La regina de l'etterno pianto (v. 44) è Proserpina, figura mitologica e sposa di Plutone, regina degli Inferi. Le Furie sono descritte come sue meschine, termine di origine araba (miskin, che significa povero), utilizzato qui nel senso di serve.
Il fragore che precede l'arrivo del messo celeste (v. 64 e seguenti) è probabilmente ispirato a un passo biblico degli Atti degli Apostoli (II, 2), dove si legge di un suono improvviso e impetuoso dal cielo, simile al vento. Anche il vento che abbatte gli alberi potrebbe richiamare un'immagine di Ezechiele (I, 4), dove si parla di una tempesta proveniente da nord.
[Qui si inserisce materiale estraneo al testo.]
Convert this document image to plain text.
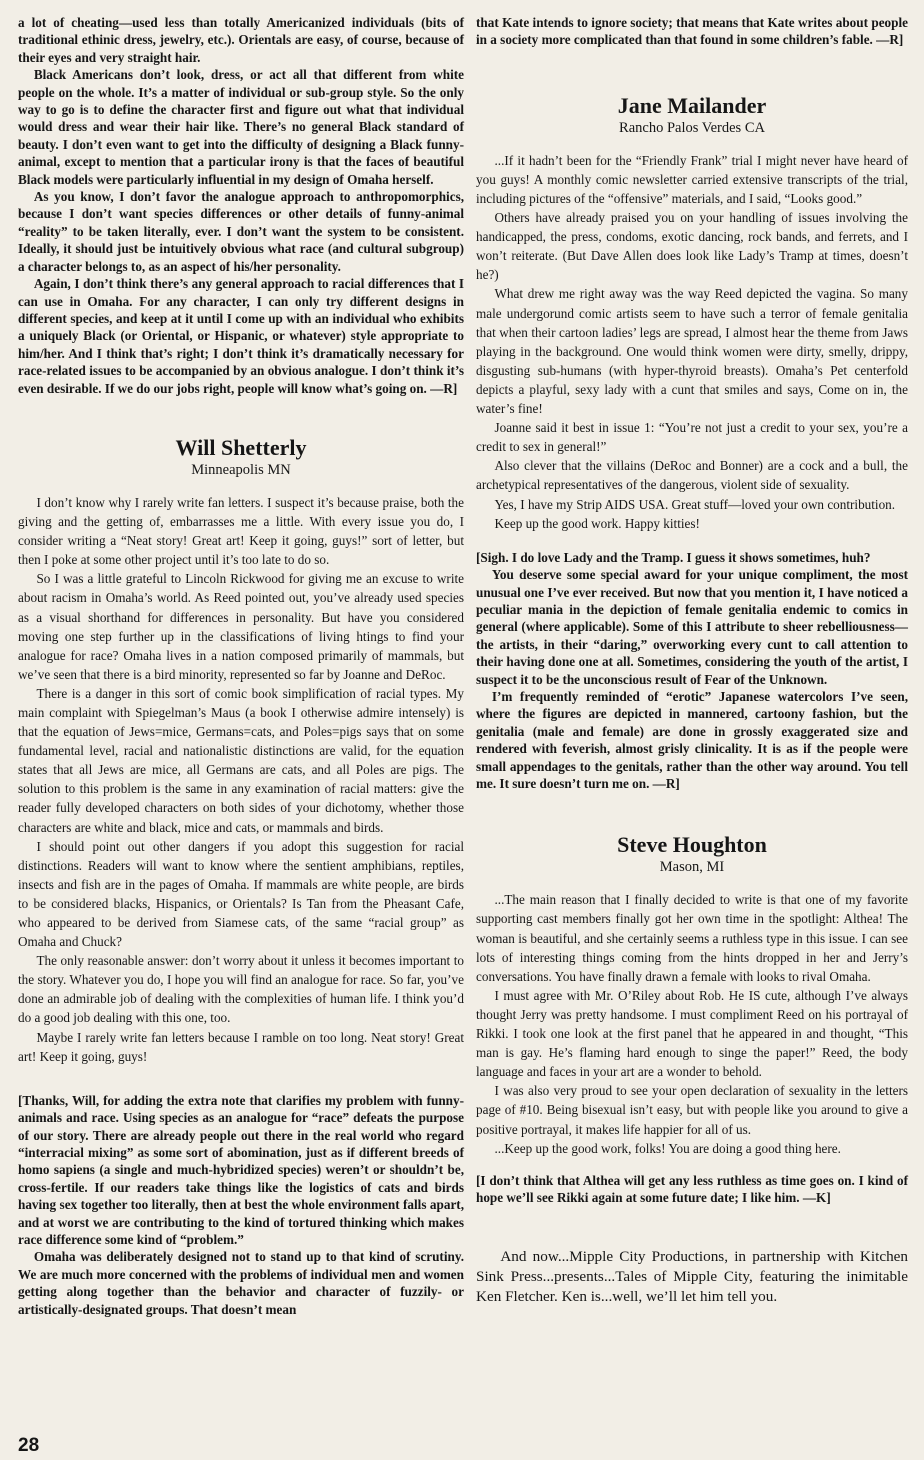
a lot of cheating—used less than totally Americanized individuals (bits of traditional ethinic dress, jewelry, etc.). Orientals are easy, of course, because of their eyes and very straight hair.

Black Americans don’t look, dress, or act all that different from white people on the whole. It’s a matter of individual or sub-group style. So the only way to go is to define the character first and figure out what that individual would dress and wear their hair like. There’s no general Black standard of beauty. I don’t even want to get into the difficulty of designing a Black funny-animal, except to mention that a particular irony is that the faces of beautiful Black models were particularly influential in my design of Omaha herself.

As you know, I don’t favor the analogue approach to anthropomorphics, because I don’t want species differences or other details of funny-animal “reality” to be taken literally, ever. I don’t want the system to be consistent. Ideally, it should just be intuitively obvious what race (and cultural subgroup) a character belongs to, as an aspect of his/her personality.

Again, I don’t think there’s any general approach to racial differences that I can use in Omaha. For any character, I can only try different designs in different species, and keep at it until I come up with an individual who exhibits a uniquely Black (or Oriental, or Hispanic, or whatever) style appropriate to him/her. And I think that’s right; I don’t think it’s dramatically necessary for race-related issues to be accompanied by an obvious analogue. I don’t think it’s even desirable. If we do our jobs right, people will know what’s going on. —R]

Will Shetterly
Minneapolis MN

I don’t know why I rarely write fan letters. I suspect it’s because praise, both the giving and the getting of, embarrasses me a little. With every issue you do, I consider writing a “Neat story! Great art! Keep it going, guys!” sort of letter, but then I poke at some other project until it’s too late to do so.

So I was a little grateful to Lincoln Rickwood for giving me an excuse to write about racism in Omaha’s world. As Reed pointed out, you’ve already used species as a visual shorthand for differences in personality. But have you considered moving one step further up in the classifications of living htings to find your analogue for race? Omaha lives in a nation composed primarily of mammals, but we’ve seen that there is a bird minority, represented so far by Joanne and DeRoc.

There is a danger in this sort of comic book simplification of racial types. My main complaint with Spiegelman’s Maus (a book I otherwise admire intensely) is that the equation of Jews=mice, Germans=cats, and Poles=pigs says that on some fundamental level, racial and nationalistic distinctions are valid, for the equation states that all Jews are mice, all Germans are cats, and all Poles are pigs. The solution to this problem is the same in any examination of racial matters: give the reader fully developed characters on both sides of your dichotomy, whether those characters are white and black, mice and cats, or mammals and birds.

I should point out other dangers if you adopt this suggestion for racial distinctions. Readers will want to know where the sentient amphibians, reptiles, insects and fish are in the pages of Omaha. If mammals are white people, are birds to be considered blacks, Hispanics, or Orientals? Is Tan from the Pheasant Cafe, who appeared to be derived from Siamese cats, of the same “racial group” as Omaha and Chuck?

The only reasonable answer: don’t worry about it unless it becomes important to the story. Whatever you do, I hope you will find an analogue for race. So far, you’ve done an admirable job of dealing with the complexities of human life. I think you’d do a good job dealing with this one, too.

Maybe I rarely write fan letters because I ramble on too long. Neat story! Great art! Keep it going, guys!

[Thanks, Will, for adding the extra note that clarifies my problem with funny-animals and race. Using species as an analogue for “race” defeats the purpose of our story. There are already people out there in the real world who regard “interracial mixing” as some sort of abomination, just as if different breeds of homo sapiens (a single and much-hybridized species) weren’t or shouldn’t be, cross-fertile. If our readers take things like the logistics of cats and birds having sex together too literally, then at best the whole environment falls apart, and at worst we are contributing to the kind of tortured thinking which makes race difference some kind of “problem.”

Omaha was deliberately designed not to stand up to that kind of scrutiny. We are much more concerned with the problems of individual men and women getting along together than the behavior and character of fuzzily- or artistically-designated groups. That doesn’t mean

that Kate intends to ignore society; that means that Kate writes about people in a society more complicated than that found in some children’s fable. —R]

Jane Mailander
Rancho Palos Verdes CA

...If it hadn’t been for the “Friendly Frank” trial I might never have heard of you guys! A monthly comic newsletter carried extensive transcripts of the trial, including pictures of the “offensive” materials, and I said, “Looks good.”

Others have already praised you on your handling of issues involving the handicapped, the press, condoms, exotic dancing, rock bands, and ferrets, and I won’t reiterate. (But Dave Allen does look like Lady’s Tramp at times, doesn’t he?)

What drew me right away was the way Reed depicted the vagina. So many male undergorund comic artists seem to have such a terror of female genitalia that when their cartoon ladies’ legs are spread, I almost hear the theme from Jaws playing in the background. One would think women were dirty, smelly, drippy, disgusting sub-humans (with hyper-thyroid breasts). Omaha’s Pet centerfold depicts a playful, sexy lady with a cunt that smiles and says, Come on in, the water’s fine!

Joanne said it best in issue 1: “You’re not just a credit to your sex, you’re a credit to sex in general!”

Also clever that the villains (DeRoc and Bonner) are a cock and a bull, the archetypical representatives of the dangerous, violent side of sexuality.

Yes, I have my Strip AIDS USA. Great stuff—loved your own contribution.

Keep up the good work. Happy kitties!

[Sigh. I do love Lady and the Tramp. I guess it shows sometimes, huh?

You deserve some special award for your unique compliment, the most unusual one I’ve ever received. But now that you mention it, I have noticed a peculiar mania in the depiction of female genitalia endemic to comics in general (where applicable). Some of this I attribute to sheer rebelliousness—the artists, in their “daring,” overworking every cunt to call attention to their having done one at all. Sometimes, considering the youth of the artist, I suspect it to be the unconscious result of Fear of the Unknown.

I’m frequently reminded of “erotic” Japanese watercolors I’ve seen, where the figures are depicted in mannered, cartoony fashion, but the genitalia (male and female) are done in grossly exaggerated size and rendered with feverish, almost grisly clinicality. It is as if the people were small appendages to the genitals, rather than the other way around. You tell me. It sure doesn’t turn me on. —R]

Steve Houghton
Mason, MI

...The main reason that I finally decided to write is that one of my favorite supporting cast members finally got her own time in the spotlight: Althea! The woman is beautiful, and she certainly seems a ruthless type in this issue. I can see lots of interesting things coming from the hints dropped in her and Jerry’s conversations. You have finally drawn a female with looks to rival Omaha.

I must agree with Mr. O’Riley about Rob. He IS cute, although I’ve always thought Jerry was pretty handsome. I must compliment Reed on his portrayal of Rikki. I took one look at the first panel that he appeared in and thought, “This man is gay. He’s flaming hard enough to singe the paper!” Reed, the body language and faces in your art are a wonder to behold.

I was also very proud to see your open declaration of sexuality in the letters page of #10. Being bisexual isn’t easy, but with people like you around to give a positive portrayal, it makes life happier for all of us.

...Keep up the good work, folks! You are doing a good thing here.

[I don’t think that Althea will get any less ruthless as time goes on. I kind of hope we’ll see Rikki again at some future date; I like him. —K]

And now...Mipple City Productions, in partnership with Kitchen Sink Press...presents...Tales of Mipple City, featuring the inimitable Ken Fletcher. Ken is...well, we’ll let him tell you.

28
La similitudine con le anime che fuggono come rane davanti a una biscia deriva invece da Ovidio, nelle Metamorfosi (VI, 370-381).
La bacchetta portata dal messo celeste (v. 89) potrebbe rappresentare sia lo scettro tipico di molti angeli nell'arte medievale, sia il caduceo di Mercurio.
Dante paragona le tombe di Dite a due cimiteri celebri: quello di Les Alyscamps ad Arles, lungo il Rodano, e la necropoli di Pola, vicino al golfo del Quarnaro. Infine, al verso 133, li alti spaldi si riferiscono agli spalti della città infernale di Dite.